Tokenization
Tokenization is the process of breaking text into smaller units called tokens. This is one of the most fundamental steps in NLP, as the choice of tokenization strategy directly impacts vocabulary size, model performance, and downstream task accuracy.
Word-Level Tokenization
The simplest approach splits text by whitespace and punctuation.
# Basic whitespace tokenization
text = "Natural language processing is amazing!"
tokens = text.split()
print(tokens)
# ['Natural', 'language', 'processing', 'is', 'amazing!']
Punctuation-Aware Tokenization
import re
def word_tokenize(text):
# Split on whitespace and punctuation boundaries
pattern = r"\b\w+\b|[^\w\s]"
return re.findall(pattern, text)
text = "Don't stop! NLP's future is bright."

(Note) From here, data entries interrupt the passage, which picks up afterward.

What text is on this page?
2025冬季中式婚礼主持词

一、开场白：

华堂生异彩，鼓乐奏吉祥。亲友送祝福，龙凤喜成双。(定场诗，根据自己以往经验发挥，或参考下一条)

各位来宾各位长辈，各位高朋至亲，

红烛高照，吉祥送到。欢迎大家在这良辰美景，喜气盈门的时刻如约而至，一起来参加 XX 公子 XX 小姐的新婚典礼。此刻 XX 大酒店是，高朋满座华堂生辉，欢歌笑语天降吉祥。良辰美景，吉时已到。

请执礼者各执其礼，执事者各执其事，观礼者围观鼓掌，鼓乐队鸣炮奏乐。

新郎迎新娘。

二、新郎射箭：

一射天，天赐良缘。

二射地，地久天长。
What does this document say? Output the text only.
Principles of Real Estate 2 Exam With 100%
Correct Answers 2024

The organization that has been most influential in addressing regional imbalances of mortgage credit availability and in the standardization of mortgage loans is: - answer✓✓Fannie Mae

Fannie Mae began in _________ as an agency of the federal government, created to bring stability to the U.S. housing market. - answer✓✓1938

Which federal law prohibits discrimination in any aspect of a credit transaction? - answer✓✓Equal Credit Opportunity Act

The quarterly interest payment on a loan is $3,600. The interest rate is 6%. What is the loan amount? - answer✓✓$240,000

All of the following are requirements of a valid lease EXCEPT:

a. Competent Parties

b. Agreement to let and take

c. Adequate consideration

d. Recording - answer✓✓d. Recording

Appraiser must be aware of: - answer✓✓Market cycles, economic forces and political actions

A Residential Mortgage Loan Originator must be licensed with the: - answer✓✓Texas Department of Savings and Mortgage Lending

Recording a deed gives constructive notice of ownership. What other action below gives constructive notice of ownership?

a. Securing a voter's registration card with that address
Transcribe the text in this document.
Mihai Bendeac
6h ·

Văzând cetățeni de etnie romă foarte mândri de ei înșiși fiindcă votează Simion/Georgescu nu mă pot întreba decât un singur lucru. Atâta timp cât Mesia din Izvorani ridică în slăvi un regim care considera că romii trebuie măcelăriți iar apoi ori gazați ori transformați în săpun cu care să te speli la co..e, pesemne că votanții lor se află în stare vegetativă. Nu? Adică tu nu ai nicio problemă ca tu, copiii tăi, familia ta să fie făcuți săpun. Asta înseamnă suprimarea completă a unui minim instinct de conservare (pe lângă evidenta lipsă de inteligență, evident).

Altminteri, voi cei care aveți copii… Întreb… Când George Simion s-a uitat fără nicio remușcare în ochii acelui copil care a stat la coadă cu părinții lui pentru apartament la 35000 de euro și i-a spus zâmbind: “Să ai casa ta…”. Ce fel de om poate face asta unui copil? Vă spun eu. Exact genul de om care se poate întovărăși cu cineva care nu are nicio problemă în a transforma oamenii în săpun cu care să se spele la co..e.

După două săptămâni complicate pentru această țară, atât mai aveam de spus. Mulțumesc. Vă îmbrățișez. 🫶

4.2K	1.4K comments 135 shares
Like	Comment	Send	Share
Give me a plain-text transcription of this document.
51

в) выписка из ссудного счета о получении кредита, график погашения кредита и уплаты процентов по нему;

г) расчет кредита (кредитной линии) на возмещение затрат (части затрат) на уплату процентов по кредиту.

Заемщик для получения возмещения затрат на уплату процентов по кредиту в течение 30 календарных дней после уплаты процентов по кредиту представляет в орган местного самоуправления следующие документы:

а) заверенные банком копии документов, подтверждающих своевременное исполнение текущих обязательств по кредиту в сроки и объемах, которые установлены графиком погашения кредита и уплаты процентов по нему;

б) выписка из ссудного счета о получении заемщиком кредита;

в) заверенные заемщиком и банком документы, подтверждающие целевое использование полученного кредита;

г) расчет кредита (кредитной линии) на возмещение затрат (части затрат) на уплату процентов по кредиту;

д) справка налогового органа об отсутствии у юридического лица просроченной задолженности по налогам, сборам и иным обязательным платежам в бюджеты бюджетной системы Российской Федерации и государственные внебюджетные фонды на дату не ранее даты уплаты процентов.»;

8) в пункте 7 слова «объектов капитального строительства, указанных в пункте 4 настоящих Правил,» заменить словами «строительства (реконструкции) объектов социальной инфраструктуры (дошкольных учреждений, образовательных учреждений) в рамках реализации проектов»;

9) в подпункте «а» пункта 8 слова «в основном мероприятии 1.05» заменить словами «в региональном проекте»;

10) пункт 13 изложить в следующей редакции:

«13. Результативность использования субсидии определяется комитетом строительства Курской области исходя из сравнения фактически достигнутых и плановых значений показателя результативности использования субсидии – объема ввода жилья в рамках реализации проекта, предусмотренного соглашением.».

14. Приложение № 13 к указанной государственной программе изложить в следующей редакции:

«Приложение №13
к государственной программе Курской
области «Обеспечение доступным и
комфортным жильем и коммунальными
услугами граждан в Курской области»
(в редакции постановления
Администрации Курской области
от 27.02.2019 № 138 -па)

print(word_tokenize(text))
# ["Don't", 'stop', '!', 'NLP', "'", 's', 'future', 'is', 'bright', '.']
Using NLTK
from nltk.tokenize import word_tokenize
tokens = word_tokenize("Don't stop. NLP's future is bright.")
print(tokens)
# ['Do', "n't", 'stop', '.', 'NLP', "'s", 'future', 'is', 'bright', '.']
Subword Tokenization
Subword tokenization balances between word-level and character-level approaches. It handles out-of-vocabulary (OOV) words by breaking them into known subword units.
Byte Pair Encoding (BPE)
BPE starts with individual characters and iteratively merges the most frequent pairs.
# BPE conceptually:
# Vocabulary starts: {'a', 'b', 'c', ..., 'z', ' '}
# Iteration 1: Most common pair "t h" -> merge to "th"
# Iteration 2: Most common pair "th e" -> merge to "the"
# Continues until desired vocabulary size reached
from tokenizers import Tokenizer, models, trainers, pre_tokenizers
# Train a BPE tokenizer
tokenizer = Tokenizer(models.BPE())
tokenizer.pre_tokenizer = pre_tokenizers.Whitespace()
trainer = trainers.BpeTrainer(vocab_size=1000, special_tokens=["[PAD]", "[UNK]"])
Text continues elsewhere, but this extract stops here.